Large-scale Distributed Policy Learning
Large-scale distributed policy learning for networked systems utlizing algebraic structures and game theory
Even though these data-driven techniques are relatively well-studied for linear dynamical systems, they are not directly suitable for networked systems due to the associated computational complexity and information constraints involving the agents' interconnections. To resolve this issue, I characterized inherent symmetries and algebraic patterns, commonly arising in these large-scale complex systems, through the so-called Patterned Linear Semigroups (Talebi & others, 2021). The key idea, allowing us to extend data-driven methods to large-scale complex systems, is that this regular semigroup structure conforms with the construction of policy synthesis through the algebraic relations (e.g., Lyapunov equations). This approach can learn to (almost) optimally control a homogeneous network of dynamical agents only from a sub-network data. Furthermore, this procedure handles attaching/detaching agents on the fly without disrupting learning and control of the entire network (Talebi et al., 2024).
Additionally, complex dynamical systems often involve interacting agents making decisions for the collective benefit. However, disruptions or adversarial attacks can lead to conflicting decisions. I analyze these processes using cooperative and non-cooperative game theory, where agents adjust their strategies based on available information and environmental effects. My research extends game equilibrium to Noninferior Nash Strategies for agents with linear dynamics and quadratic criteria, providing theoretical guarantees for stability and overcoming attacks (Talebi et al., 2019; Talebi et al., 2019; Talebi & Simaan, 2017). I have also developed a simulation platform to efficiently predict outcomes based on system parameters (Talebi & Simaan, 2018).

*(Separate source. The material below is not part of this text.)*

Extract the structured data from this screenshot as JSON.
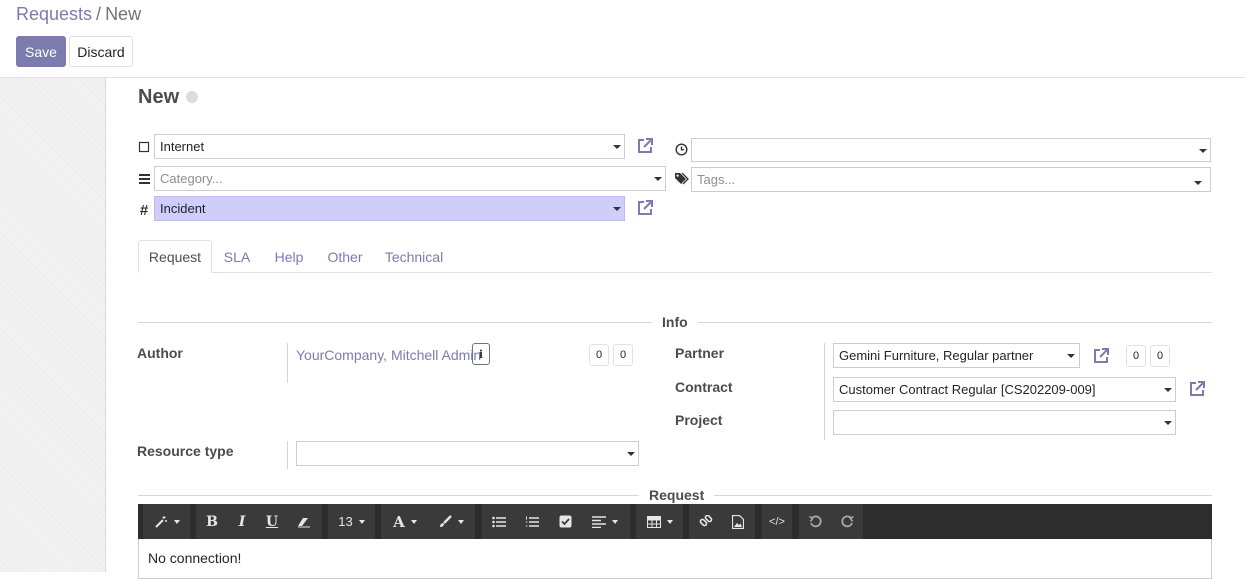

In emerging resource-sharing enterprises like Uber or Lyft, companies operate over distributed sub-networks where assets are spread across a graph. In these 2-player games, agents lack complete information about their opponent's costs, motivating them to learn optimal strategies directly through their distributed interactions. I developed a no-regret algorithm for learning constrained policies across distributed sub-networks. Framing the problem as Variational Inequalities, each agent updates policies only based on local interactions and its private information, proving the convergent point to be Nash equilibria (Talebi et al., 2019).

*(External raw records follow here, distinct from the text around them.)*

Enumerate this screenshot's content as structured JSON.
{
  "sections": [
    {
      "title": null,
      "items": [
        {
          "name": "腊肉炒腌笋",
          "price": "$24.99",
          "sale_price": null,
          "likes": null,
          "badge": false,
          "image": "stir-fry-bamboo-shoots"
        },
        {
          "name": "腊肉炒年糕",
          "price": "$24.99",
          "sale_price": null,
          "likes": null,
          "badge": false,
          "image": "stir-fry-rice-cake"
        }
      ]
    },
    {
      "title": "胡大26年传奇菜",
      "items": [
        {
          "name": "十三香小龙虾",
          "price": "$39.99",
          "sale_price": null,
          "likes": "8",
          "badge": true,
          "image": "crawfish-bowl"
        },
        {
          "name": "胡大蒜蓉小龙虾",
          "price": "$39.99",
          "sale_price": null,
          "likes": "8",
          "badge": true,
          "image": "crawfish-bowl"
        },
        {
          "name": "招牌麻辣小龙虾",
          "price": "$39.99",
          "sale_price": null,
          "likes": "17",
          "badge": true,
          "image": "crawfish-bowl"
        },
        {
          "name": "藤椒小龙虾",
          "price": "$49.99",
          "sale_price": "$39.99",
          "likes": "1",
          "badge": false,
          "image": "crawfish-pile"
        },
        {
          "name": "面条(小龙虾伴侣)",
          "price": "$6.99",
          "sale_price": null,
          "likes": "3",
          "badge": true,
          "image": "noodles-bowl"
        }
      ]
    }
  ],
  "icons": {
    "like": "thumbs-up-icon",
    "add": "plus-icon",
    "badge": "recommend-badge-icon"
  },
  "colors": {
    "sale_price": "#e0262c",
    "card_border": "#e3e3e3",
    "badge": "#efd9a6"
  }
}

Future Directions: I am building on this work to explore additional algebraic properties and network symmetries, aiming to create a unified framework for distributed reinforcement learning and data-driven control of heterogeneous agents. Also, I investigate non-cooperative settings beyond monotonicity, focusing on equilibria properties and last-iterate convergence that are critical in practical game scenarios beyond just regret minimization.
Key references:
-
Talebi, S., & others. (2021). Distributed Model-Free Policy Iteration for Networks of Homogeneous Systems. 2021 60th IEEE Conference on Decision and Control , 6970–6975.
-
Talebi, S., Alemzadeh, S., & Mesbahi, M. (2024). Data-Driven Structured Policy Iteration for Homogeneous Distributed Systems. IEEE Trans on Automatic Control (TAC), 69(9), 5979–5994.
-
Talebi, S., Simaan, M. A., & Qu, Z. (2019). Cooperative Design of Systems of Systems Against Attack on One Subsystem. 58th Conf on Decision and Control , 7313–7318.
-
Talebi, S., Simaan, M. A., & Qu, Z. (2019). Decision-making in complex dynamical systems of systems with one opposing subsystem. 18th European Control Conf, 2789–2795.
-
Talebi, S., & Simaan, M. A. (2017). Multi-pursuer pursuit-evasion games under parameters uncertainty: A Monte Carlo approach. 12th Sys. of Sys. Eng. Conf, 1–6.
-
Talebi, S., & Simaan, M. A. (2018). SIMPE: A Simulation Platform for Multi-Player Pursuit-Evasion Problems. 2018 IEEE 14th Int Conf on Control and Automation (ICCA).
-
Talebi, S., Alemzadeh, S., Ratliff, L. J., & Mesbahi, M. (2019). Distributed learning in network games: a dual averaging approach. 58th IEEE Conference on Decision and Control, 5544–5549.